The biggest change is to the upper. That’s been reworked for better fit, greater comfort and longer-lasting durability. There’s a new lightweight mesh material that’s supposed to be 25% more durable than the V1 upper. Slimline tongues with better padding boost comfort on longer-haul adventures and the supportive overlay strips on the medial and lateral sides sit further back. So you now get more wiggle room and flexible breathability across the forefoot.   

Product shot of Inov8 trail shoe

The TrailFly’s zero-drop design may take some getting used to

Beyond that the formula remains untouched. The midsole features the same 22mm / 22mm, zero-drop stack of Powerflow Max foam with a 6mm TPU Boomerang insole to boost the protection and cushioning.  

The outsoles stick with the same multi-directional, 4mm graphene-enhanced G-GRIP rubber lugs. Rubber dimples here provide the all-important off-road stickiness even in the wet. The lug pattern design also helps prevent debris from sticking to the outsole and encourages water to disperse faster.  

Finally, inov-8’s familiar flex grooves across the forefoot are designed to flex with your feet. The aim: to improve underfoot responsiveness and agility by allowing your feet to mould over lumpy terrain.  

Inov-8 TrailFly G270 V2 weight, stack height and drop

The Inov-8 TrailFly G270 V2 weighs in at 9oz / 255g in a UK men’s size 8.5. They pack a pretty modest midsole stack with 22m in the heel and the forefoot for a zero-drop design.  

At $170 / £150, the TrailFly is roughly in the same ballpark as the Hoka Speedgoat 5 ($155 / £140) and the New Balance Fresh Foam X Hierro v7 ($139.99 / £145). But they’re notably cheaper than some speedy carbon plate options like the new The North Face Vectiv Pro ($250 / £225).  

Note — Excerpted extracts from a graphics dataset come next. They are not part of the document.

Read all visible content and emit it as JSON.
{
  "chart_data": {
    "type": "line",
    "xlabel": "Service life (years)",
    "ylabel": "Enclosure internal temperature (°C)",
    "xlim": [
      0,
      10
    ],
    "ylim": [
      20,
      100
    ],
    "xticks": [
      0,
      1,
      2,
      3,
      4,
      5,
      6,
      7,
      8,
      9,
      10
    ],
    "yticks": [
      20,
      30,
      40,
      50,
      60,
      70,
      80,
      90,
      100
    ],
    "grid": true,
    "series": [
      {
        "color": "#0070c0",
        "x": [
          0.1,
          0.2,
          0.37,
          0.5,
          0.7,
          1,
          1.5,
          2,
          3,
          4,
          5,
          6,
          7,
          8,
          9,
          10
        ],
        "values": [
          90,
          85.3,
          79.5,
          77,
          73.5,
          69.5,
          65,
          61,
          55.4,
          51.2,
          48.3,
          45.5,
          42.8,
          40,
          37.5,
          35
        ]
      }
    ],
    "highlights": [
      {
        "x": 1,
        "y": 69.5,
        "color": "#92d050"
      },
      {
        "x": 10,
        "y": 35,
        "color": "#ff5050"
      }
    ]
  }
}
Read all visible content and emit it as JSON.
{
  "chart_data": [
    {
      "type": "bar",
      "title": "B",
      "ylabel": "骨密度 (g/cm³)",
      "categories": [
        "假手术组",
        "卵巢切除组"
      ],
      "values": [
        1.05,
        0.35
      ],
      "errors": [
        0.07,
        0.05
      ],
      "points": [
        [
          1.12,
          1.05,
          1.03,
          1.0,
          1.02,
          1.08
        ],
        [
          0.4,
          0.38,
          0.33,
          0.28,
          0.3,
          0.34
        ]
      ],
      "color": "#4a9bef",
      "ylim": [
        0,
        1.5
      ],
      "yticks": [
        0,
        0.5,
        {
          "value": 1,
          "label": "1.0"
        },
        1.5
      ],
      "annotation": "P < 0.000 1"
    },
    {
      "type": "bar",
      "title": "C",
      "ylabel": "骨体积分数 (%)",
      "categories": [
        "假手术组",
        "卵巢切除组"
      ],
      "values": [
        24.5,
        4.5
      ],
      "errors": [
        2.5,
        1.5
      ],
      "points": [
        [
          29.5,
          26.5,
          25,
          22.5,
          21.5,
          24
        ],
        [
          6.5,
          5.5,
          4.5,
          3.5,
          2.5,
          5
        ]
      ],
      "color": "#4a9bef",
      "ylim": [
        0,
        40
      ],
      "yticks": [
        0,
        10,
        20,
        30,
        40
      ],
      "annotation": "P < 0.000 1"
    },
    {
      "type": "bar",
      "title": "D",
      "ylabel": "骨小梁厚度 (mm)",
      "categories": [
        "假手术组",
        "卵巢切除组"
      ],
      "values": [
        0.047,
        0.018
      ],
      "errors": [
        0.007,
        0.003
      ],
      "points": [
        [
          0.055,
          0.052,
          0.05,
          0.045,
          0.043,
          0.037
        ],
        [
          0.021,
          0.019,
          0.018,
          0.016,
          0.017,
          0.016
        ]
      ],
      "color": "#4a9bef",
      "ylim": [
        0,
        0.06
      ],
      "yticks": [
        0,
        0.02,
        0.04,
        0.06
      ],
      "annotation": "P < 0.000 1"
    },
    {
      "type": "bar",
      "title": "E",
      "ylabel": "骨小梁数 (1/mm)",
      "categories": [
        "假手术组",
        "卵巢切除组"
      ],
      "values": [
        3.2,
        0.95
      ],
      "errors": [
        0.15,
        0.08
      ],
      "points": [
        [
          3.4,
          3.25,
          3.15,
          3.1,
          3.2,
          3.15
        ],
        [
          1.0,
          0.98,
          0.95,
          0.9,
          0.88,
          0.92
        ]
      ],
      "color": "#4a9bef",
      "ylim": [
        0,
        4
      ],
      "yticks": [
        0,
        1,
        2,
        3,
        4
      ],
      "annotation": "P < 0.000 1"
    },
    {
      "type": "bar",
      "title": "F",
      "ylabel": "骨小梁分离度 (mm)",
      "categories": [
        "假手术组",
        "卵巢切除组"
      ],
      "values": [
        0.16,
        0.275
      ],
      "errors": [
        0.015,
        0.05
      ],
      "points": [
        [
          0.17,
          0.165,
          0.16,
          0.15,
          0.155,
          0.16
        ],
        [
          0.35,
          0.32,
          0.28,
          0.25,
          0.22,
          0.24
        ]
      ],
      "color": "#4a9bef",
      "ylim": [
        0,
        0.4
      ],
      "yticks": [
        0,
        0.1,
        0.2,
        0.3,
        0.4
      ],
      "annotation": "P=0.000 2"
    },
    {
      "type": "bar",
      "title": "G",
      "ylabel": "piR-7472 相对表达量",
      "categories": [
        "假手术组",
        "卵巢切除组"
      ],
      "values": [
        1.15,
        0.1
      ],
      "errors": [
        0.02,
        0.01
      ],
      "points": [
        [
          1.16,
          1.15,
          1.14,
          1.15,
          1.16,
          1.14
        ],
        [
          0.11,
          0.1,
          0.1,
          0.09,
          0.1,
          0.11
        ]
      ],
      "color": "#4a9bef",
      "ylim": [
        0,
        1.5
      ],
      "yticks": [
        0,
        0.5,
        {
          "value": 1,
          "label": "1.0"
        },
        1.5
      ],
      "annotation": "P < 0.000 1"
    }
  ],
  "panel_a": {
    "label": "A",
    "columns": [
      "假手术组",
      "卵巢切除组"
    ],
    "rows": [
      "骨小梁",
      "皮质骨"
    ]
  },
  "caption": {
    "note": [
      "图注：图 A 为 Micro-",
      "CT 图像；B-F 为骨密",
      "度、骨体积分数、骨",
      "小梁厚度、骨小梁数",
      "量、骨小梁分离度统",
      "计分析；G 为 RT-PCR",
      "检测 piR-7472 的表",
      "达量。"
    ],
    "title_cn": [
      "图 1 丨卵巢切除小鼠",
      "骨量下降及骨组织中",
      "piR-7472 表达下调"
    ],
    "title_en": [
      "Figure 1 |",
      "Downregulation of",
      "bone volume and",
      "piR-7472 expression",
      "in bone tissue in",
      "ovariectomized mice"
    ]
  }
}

After more than 200 miles in the TrailFly on a mix of terrain, at a range of paces, in wet and dry, I can safely say that if you liked the first generation TrailFly G270, you’ll love these. And if you prefer a firmer trail shoe with good ground feel, this shoe has a lot going for it. Good ground contact and directness is something I look for in a trail shoe and this fits that bill, with a firm, connected ride underfoot.    

Inov-8 TrailFly G270 V2 performance

If you’re not used to running in a zero-drop shoe, you’ll definitely notice it in the early miles but it didn’t take me long to adjust. It took some miles to break the midsoles in and warm up that foam, too, but I soon found a good balance between cushioning and control. They’re speedy, light and nimble, with a hint of road-shoe agility and an excellent high-grip outsole you can trust on most terrain.  

The extra flex in the uppers improves the roominess. If you’re OK with a firm ride over longer hours, then these have slow, easy, long trail excursion potential. The reworked tongues add to the cradling comfort you get from the padded heel collars and the TPU insoles swallow most lumps and bumps underfoot without dulling the ground connection.  

The Inov-8 TrailFly G270 V2 isn’t designed specifically for road-to-trail and it’s happiest clipping along technical trail. But for short sections on the road, it’s perfectly capable. If you need to cover a few miles to hit the trails, it’s got you covered. 

A final word on durability. These shoes are built to be robust and the combination of strong uppers, toughened graphene outsole solid construction will easily soak up north of 500 miles with no trouble. Overall, they’re a great investment if you spend time on the trails.